Army Physical Fitness Test (APFT)
The Army Physical Fitness Test (APFT) provides an accurate assessment of each Cadet’s fitness level. The Cadets receive a calibrated assessment of their ability to pass the Army Physical Fitness test. The test consists of two minutes of push-ups, two minutes of sit-ups and a 2 Mile Run course. Cadets are also briefed on the importance of Physical Training as a part of a comprehensive individual combat readiness plan.

Confidence Training
This includes rappel training, the Slide For Life, Log Walk/Rope Drop, and confidence and obstacle courses. Confidence Training is designed to challenge the Cadets’ physical courage, build confidence in personal abilities, and help them overcome fear. At the rappelling site, each Cadet executes one 17-foot rappel and several 37-foot rappels. Cadets demonstrate confidence in their ability to overcome fear of heights by executing the Confidence/Obstacle Course, Log Walk/Rope Drop and Slide For Life.

Basic Rifle Marksmanship/Live Fire (BRM/LFX)

The Basic Rifle Marksmanship (BRM) training familiarizes Cadets with select US weapons, capabilities and employment techniques. Cadets receive training in order to conduct zero/qualification with the M4/M16A2 rifle, to gain confidence in their assigned weapon and in their training by engaging targets on the range. After a Cadet has qualified on his or her assigned weapon, upon completion of all BRM training. Cadets are prepared for future collective training and have confidence in their weapon systems.

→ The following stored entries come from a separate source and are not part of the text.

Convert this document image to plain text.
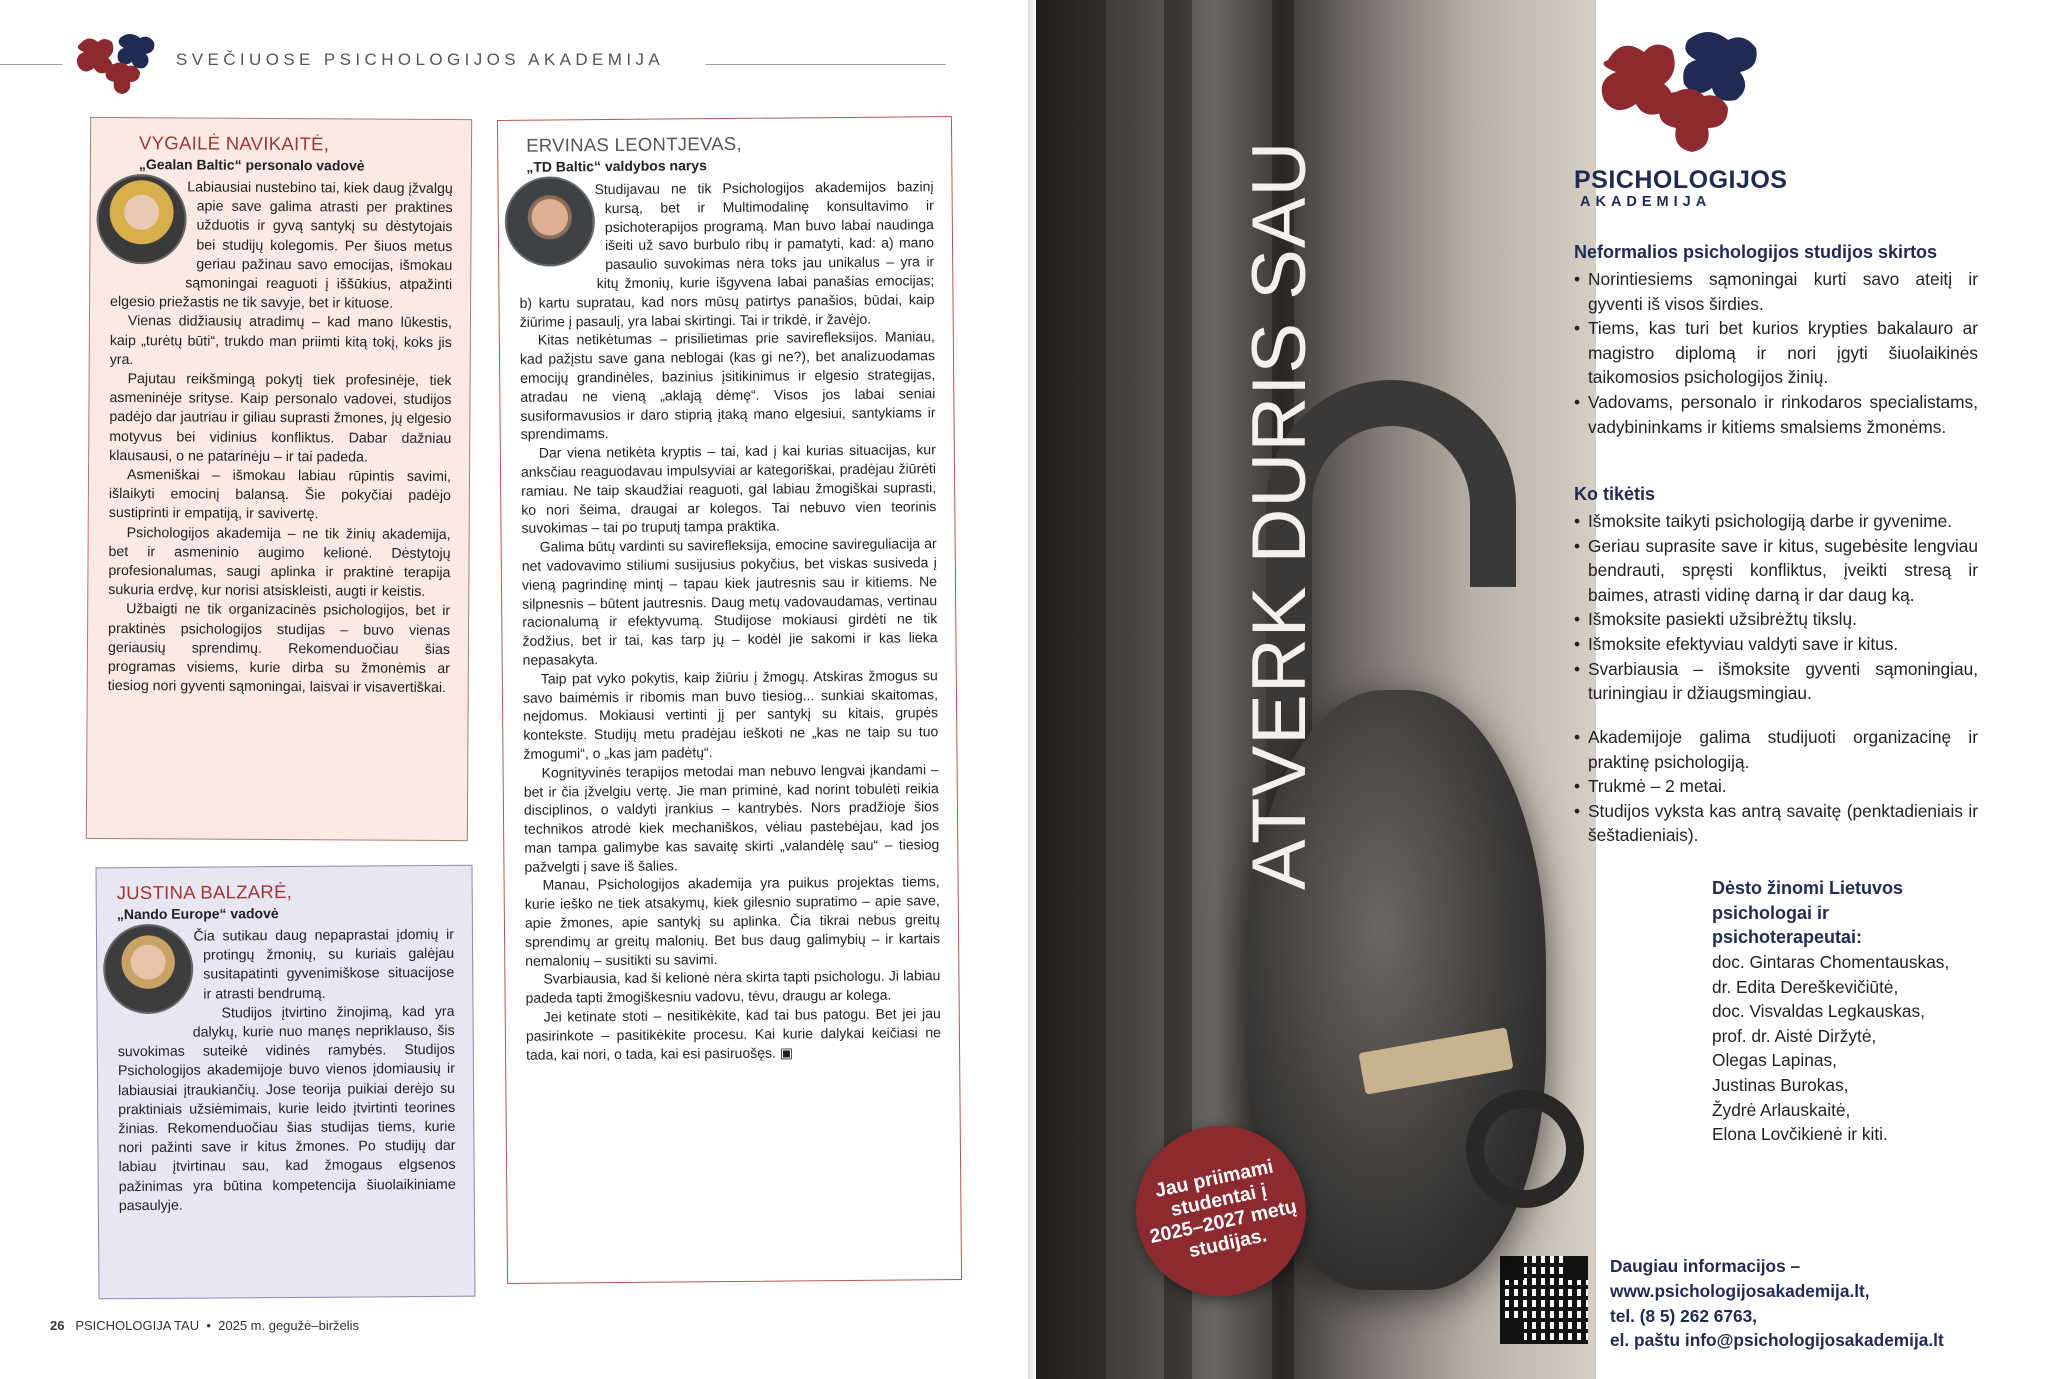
SVEČIUOSE PSICHOLOGIJOS AKADEMIJA
VYGAILĖ NAVIKAITĖ,
„Gealan Baltic“ personalo vadovė

Labiausiai nustebino tai, kiek daug įžvalgų apie save galima atrasti per praktines užduotis ir gyvą santykį su dėstytojais bei studijų kolegomis. Per šiuos metus geriau pažinau savo emocijas, išmokau sąmoningai reaguoti į iššūkius, atpažinti elgesio priežastis ne tik savyje, bet ir kituose.

Vienas didžiausių atradimų – kad mano lūkestis, kaip „turėtų būti“, trukdo man priimti kitą tokį, koks jis yra.

Pajutau reikšmingą pokytį tiek profesinėje, tiek asmeninėje srityse. Kaip personalo vadovei, studijos padėjo dar jautriau ir giliau suprasti žmones, jų elgesio motyvus bei vidinius konfliktus. Dabar dažniau klausausi, o ne patarinėju – ir tai padeda.

Asmeniškai – išmokau labiau rūpintis savimi, išlaikyti emocinį balansą. Šie pokyčiai padėjo sustiprinti ir empatiją, ir savivertę.

Psichologijos akademija – ne tik žinių akademija, bet ir asmeninio augimo kelionė. Dėstytojų profesionalumas, saugi aplinka ir praktinė terapija sukuria erdvę, kur norisi atsiskleisti, augti ir keistis.

Užbaigti ne tik organizacinės psichologijos, bet ir praktinės psichologijos studijas – buvo vienas geriausių sprendimų. Rekomenduočiau šias programas visiems, kurie dirba su žmonėmis ar tiesiog nori gyventi sąmoningai, laisvai ir visavertiškai.

JUSTINA BALZARĖ,
„Nando Europe“ vadovė

Čia sutikau daug nepaprastai įdomių ir protingų žmonių, su kuriais galėjau susitapatinti gyvenimiškose situacijose ir atrasti bendrumą.

Studijos įtvirtino žinojimą, kad yra dalykų, kurie nuo manęs nepriklauso, šis suvokimas suteikė vidinės ramybės. Studijos Psichologijos akademijoje buvo vienos įdomiausių ir labiausiai įtraukiančių. Jose teorija puikiai derėjo su praktiniais užsiėmimais, kurie leido įtvirtinti teorines žinias. Rekomenduočiau šias studijas tiems, kurie nori pažinti save ir kitus žmones. Po studijų dar labiau įtvirtinau sau, kad žmogaus elgsenos pažinimas yra būtina kompetencija šiuolaikiniame pasaulyje.

ERVINAS LEONTJEVAS,
„TD Baltic“ valdybos narys

Studijavau ne tik Psichologijos akademijos bazinį kursą, bet ir Multimodalinę konsultavimo ir psichoterapijos programą. Man buvo labai naudinga išeiti už savo burbulo ribų ir pamatyti, kad: a) mano pasaulio suvokimas nėra toks jau unikalus – yra ir kitų žmonių, kurie išgyvena labai panašias emocijas; b) kartu supratau, kad nors mūsų patirtys panašios, būdai, kaip žiūrime į pasaulį, yra labai skirtingi. Tai ir trikdė, ir žavėjo.

Kitas netikėtumas – prisilietimas prie savirefleksijos. Maniau, kad pažįstu save gana neblogai (kas gi ne?), bet analizuodamas emocijų grandinėles, bazinius įsitikinimus ir elgesio strategijas, atradau ne vieną „aklają dėmę“. Visos jos labai seniai susiformavusios ir daro stiprią įtaką mano elgesiui, santykiams ir sprendimams.

Dar viena netikėta kryptis – tai, kad į kai kurias situacijas, kur anksčiau reaguodavau impulsyviai ar kategoriškai, pradėjau žiūrėti ramiau. Ne taip skaudžiai reaguoti, gal labiau žmogiškai suprasti, ko nori šeima, draugai ar kolegos. Tai nebuvo vien teorinis suvokimas – tai po truputį tampa praktika.

Galima būtų vardinti su savirefleksija, emocine savireguliacija ar net vadovavimo stiliumi susijusius pokyčius, bet viskas susiveda į vieną pagrindinę mintį – tapau kiek jautresnis sau ir kitiems. Ne silpnesnis – būtent jautresnis. Daug metų vadovaudamas, vertinau racionalumą ir efektyvumą. Studijose mokiausi girdėti ne tik žodžius, bet ir tai, kas tarp jų – kodėl jie sakomi ir kas lieka nepasakyta.

Taip pat vyko pokytis, kaip žiūriu į žmogų. Atskiras žmogus su savo baimėmis ir ribomis man buvo tiesiog... sunkiai skaitomas, neįdomus. Mokiausi vertinti jį per santykį su kitais, grupės kontekste. Studijų metu pradėjau ieškoti ne „kas ne taip su tuo žmogumi“, o „kas jam padėtų“.

Kognityvinės terapijos metodai man nebuvo lengvai įkandami – bet ir čia įžvelgiu vertę. Jie man priminė, kad norint tobulėti reikia disciplinos, o valdyti įrankius – kantrybės. Nors pradžioje šios technikos atrodė kiek mechaniškos, vėliau pastebėjau, kad jos man tampa galimybe kas savaitę skirti „valandėlę sau“ – tiesiog pažvelgti į save iš šalies.

Manau, Psichologijos akademija yra puikus projektas tiems, kurie ieško ne tiek atsakymų, kiek gilesnio supratimo – apie save, apie žmones, apie santykį su aplinka. Čia tikrai nebus greitų sprendimų ar greitų malonių. Bet bus daug galimybių – ir kartais nemalonių – susitikti su savimi.

Svarbiausia, kad ši kelionė nėra skirta tapti psichologu. Ji labiau padeda tapti žmogiškesniu vadovu, tėvu, draugu ar kolega.

Jei ketinate stoti – nesitikėkite, kad tai bus patogu. Bet jei jau pasirinkote – pasitikėkite procesu. Kai kurie dalykai keičiasi ne tada, kai nori, o tada, kai esi pasiruošęs. ▣

26 PSICHOLOGIJA TAU • 2025 m. gegužė–birželis
ATVERK DURIS SAU
Jau priimami studentai į 2025–2027 metų studijas.
PSICHOLOGIJOS
AKADEMIJA
Neformalios psichologijos studijos skirtos
• Norintiesiems sąmoningai kurti savo ateitį ir gyventi iš visos širdies.
• Tiems, kas turi bet kurios krypties bakalauro ar magistro diplomą ir nori įgyti šiuolaikinės taikomosios psichologijos žinių.
• Vadovams, personalo ir rinkodaros specialistams, vadybininkams ir kitiems smalsiems žmonėms.
Ko tikėtis
• Išmoksite taikyti psichologiją darbe ir gyvenime.
• Geriau suprasite save ir kitus, sugebėsite lengviau bendrauti, spręsti konfliktus, įveikti stresą ir baimes, atrasti vidinę darną ir dar daug ką.
• Išmoksite pasiekti užsibrėžtų tikslų.
• Išmoksite efektyviau valdyti save ir kitus.
• Svarbiausia – išmoksite gyventi sąmoningiau, turiningiau ir džiaugsmingiau.
• Akademijoje galima studijuoti organizacinę ir praktinę psichologiją.
• Trukmė – 2 metai.
• Studijos vyksta kas antrą savaitę (penktadieniais ir šeštadieniais).
Dėsto žinomi Lietuvos psichologai ir psichoterapeutai:
doc. Gintaras Chomentauskas,
dr. Edita Dereškevičiūtė,
doc. Visvaldas Legkauskas,
prof. dr. Aistė Diržytė,
Olegas Lapinas,
Justinas Burokas,
Žydrė Arlauskaitė,
Elona Lovčikienė ir kiti.
Daugiau informacijos –
www.psichologijosakademija.lt,
tel. (8 5) 262 6763,
el. paštu info@psichologijosakademija.lt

Chemical, Biological, Radiological & Nuclear (CBRN)
Cadets are trained on CBRN tasks to develop confidence in the U.S. Army’s protective mask and chemical protective clothing. Cadets learn to correctly wear, operate and build confidence in their CBRN clothing and equipment.  Cadets will gain an understanding of the leadership challenges and constraints associated with operating in a CBRN environment. The culminating experience at CBRN is exposure to the effects of live tear gas in the CBRN gas chamber.